Some have reflected on this as collection on our insurance policy — we were a financially strong parish for many years, and paid excess funds, so now we’re just collecting our due. At the same time, we’ve been reeling from declining membership, lack of a fulltime rector and perceived disinterest from the Diocese.
Some people don’t want to give money to the
national church, because they disagree with its priorities, politics or
policies. Can we designate money that we raise and give away?
Our monthly liability to the Diocese is $1,136.67. It’s an amount we can’t not
pay and it’s not just a “wash” in which we deduct our obligation to the Diocese
from the Diocesan monthly aid check.
The
Diocese of Indianapolis has its own obligation to the national church, but has
pledged to support the MDGs, setting aside .7 percent of its budget.
We do designate money that we raise and give away already, for the UTO
and the Episcopal Fund for Human Need, given regularly through collection
envelopes. Last year, St. Timothy’s was the only parish in the Diocese to
receive a grant from the national UTO fund, in support of our food pantry
($10,000). The Epsicopal Fund for Human Need (now called Episcopal Relief and
Development) supports freshwater projects throughout the world and disaster and
disease relief programs, such as helping in the hurricane-ravaged Gulf Coast
region.
In
our parish lore, our budget/accounting software has a glitch that will not
allow us to delete inactive funds, so regularly our budget reflects “0” amounts
in items that we don’t fund or spend from. So while we show lines for the
Presiding Bishop’s Fund for World Relief, EFHN and Conner House, those lines
are phantoms.
We aren’t intentionally budgeting for a rector. How
can we give for relief of the world’s problems?
Perhaps we feel hopeless. Perhaps we’re waiting on leadership from the Diocese,
or a solution from the heavens. It’s hard to take responsibility for operating
the parish; it means a lot of sacrifices from a lot of people, giving with love
and a hope that it will somehow help.
Meanwhile,
we’re still members of the worldwide Anglican Communion, Episcopalians in the
Diocese of Indianapolis. Both our helplessness and hopelessness and our
identity as Episcopalians are true statements of who we are. But we do have
help and hope from our Lord, Jesus Christ, whose church and world we are
responsible for.
Budgeting with intention for the hiring of a rector
(sometime) and designating .7 percent of our resources for the Millennium
Development Goals will both strengthen our faith and challenge it. Both / and,
not either / or.
We are getting stronger week by week.
Our weekly worship together is our attempt to gather strength to serve.

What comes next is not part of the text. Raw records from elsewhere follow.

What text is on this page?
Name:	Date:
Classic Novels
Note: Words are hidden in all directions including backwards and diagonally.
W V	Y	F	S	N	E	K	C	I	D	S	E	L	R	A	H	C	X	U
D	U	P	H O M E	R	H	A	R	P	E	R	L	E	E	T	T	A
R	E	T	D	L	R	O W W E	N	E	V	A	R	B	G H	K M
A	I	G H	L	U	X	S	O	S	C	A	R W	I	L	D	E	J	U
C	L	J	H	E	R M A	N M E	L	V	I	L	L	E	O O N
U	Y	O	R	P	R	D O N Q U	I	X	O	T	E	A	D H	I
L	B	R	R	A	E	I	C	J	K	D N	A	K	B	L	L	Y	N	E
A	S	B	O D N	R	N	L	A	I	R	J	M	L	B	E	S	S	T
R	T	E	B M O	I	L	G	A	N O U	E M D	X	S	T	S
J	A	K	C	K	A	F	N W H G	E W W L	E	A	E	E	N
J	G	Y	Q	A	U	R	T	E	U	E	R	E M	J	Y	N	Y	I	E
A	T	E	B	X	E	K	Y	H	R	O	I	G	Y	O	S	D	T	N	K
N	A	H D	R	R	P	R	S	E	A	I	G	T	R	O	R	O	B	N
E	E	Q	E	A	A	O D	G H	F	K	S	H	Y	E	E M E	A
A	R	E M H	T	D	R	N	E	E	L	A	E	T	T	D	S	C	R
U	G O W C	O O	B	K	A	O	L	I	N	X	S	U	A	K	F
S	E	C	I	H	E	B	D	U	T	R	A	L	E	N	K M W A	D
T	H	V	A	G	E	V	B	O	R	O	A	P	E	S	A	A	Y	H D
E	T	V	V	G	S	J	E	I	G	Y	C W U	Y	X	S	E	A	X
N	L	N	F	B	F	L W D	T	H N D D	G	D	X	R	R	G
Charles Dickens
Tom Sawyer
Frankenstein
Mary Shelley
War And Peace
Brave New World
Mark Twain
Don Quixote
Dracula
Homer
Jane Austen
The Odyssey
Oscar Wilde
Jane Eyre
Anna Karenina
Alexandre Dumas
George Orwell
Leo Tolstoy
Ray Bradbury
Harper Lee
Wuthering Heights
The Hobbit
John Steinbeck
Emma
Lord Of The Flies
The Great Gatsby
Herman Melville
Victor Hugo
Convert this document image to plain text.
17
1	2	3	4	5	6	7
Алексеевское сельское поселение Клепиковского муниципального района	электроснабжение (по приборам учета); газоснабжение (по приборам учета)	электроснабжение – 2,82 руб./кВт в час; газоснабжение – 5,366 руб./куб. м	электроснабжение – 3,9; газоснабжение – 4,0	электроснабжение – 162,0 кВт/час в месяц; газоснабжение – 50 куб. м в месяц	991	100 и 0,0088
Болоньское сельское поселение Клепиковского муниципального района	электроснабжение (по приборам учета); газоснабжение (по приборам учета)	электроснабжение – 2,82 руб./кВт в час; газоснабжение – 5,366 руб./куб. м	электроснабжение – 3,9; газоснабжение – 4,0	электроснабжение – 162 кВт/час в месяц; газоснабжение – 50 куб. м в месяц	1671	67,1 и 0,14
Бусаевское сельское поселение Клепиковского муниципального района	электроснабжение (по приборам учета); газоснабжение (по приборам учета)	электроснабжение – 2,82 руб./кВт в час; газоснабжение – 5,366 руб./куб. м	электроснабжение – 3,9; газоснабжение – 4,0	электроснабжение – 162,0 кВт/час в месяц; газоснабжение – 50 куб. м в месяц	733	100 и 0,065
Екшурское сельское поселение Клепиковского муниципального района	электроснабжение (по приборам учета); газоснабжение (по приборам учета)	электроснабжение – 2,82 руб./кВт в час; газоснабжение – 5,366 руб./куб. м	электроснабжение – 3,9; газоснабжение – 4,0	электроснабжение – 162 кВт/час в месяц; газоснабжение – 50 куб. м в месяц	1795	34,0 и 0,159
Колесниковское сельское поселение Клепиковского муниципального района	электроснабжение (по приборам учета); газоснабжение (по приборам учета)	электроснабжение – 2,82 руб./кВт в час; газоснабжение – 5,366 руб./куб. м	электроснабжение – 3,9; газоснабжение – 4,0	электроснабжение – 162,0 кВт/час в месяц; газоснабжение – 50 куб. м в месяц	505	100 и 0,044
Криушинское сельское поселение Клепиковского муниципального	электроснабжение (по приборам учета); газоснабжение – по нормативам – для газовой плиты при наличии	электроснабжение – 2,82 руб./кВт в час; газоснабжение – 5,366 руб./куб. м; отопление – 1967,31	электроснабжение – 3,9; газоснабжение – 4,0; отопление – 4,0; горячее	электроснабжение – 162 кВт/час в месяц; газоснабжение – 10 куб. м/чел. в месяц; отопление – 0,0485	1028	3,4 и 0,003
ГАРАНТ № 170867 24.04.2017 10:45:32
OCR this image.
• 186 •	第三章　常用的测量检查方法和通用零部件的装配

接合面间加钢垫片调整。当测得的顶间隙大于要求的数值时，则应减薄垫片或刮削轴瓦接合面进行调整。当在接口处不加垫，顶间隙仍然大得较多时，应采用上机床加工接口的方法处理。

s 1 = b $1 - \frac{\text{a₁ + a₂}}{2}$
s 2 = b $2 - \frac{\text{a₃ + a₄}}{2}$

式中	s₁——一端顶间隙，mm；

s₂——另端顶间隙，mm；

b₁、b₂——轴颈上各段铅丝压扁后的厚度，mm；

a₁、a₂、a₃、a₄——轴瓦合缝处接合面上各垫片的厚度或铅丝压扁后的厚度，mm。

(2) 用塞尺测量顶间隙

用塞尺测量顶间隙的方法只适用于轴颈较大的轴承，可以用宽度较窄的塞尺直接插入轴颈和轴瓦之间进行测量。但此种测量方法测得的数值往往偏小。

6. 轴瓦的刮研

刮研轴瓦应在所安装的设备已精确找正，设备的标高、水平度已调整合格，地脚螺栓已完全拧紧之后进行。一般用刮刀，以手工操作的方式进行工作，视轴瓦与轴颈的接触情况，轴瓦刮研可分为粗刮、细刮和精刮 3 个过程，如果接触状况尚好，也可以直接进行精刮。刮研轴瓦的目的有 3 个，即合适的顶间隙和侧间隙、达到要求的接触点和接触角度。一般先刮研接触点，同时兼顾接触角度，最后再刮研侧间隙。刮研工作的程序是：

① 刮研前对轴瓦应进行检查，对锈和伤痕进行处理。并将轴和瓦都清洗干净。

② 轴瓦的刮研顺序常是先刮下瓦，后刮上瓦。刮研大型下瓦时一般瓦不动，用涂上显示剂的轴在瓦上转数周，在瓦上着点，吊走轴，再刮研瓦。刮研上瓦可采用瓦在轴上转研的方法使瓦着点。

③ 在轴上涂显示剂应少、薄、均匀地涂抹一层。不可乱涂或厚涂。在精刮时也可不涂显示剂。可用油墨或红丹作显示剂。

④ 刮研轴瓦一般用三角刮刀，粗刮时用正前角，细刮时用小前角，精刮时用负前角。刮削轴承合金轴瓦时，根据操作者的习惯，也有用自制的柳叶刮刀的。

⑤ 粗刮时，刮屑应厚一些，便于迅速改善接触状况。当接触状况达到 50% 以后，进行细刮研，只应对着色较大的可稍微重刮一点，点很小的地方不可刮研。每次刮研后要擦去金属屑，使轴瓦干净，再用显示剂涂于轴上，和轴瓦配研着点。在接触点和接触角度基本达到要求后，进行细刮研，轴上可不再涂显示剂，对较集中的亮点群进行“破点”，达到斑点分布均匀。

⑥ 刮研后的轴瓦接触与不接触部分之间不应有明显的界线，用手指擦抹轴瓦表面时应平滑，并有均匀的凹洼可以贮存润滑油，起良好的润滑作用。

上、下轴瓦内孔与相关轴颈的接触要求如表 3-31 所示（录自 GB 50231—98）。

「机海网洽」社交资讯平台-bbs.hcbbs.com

The move from two services to one has
strengthened our time together by helping us see each other’s needs as we pray
and take Communion together.
Several infant Baptisms this year have
brought together family members from near and far, sometimes giving us the
joyful presence of 70-75 people for divine worship. Somehow, new soldiers are
joining in the battle for good, and God’s Kingdom is being won prayer by
prayer.
We sometimes weary of having so many
different priests’ faces (about 20 in the past nine years) in front of us and
we long for stability, but perhaps the rotating cast of characters serving the
pulpit position is God’s response to our need.
Let’s take some strength in our Church’s
motto, Jehova jireh — God will
provide, and go out to serve the world.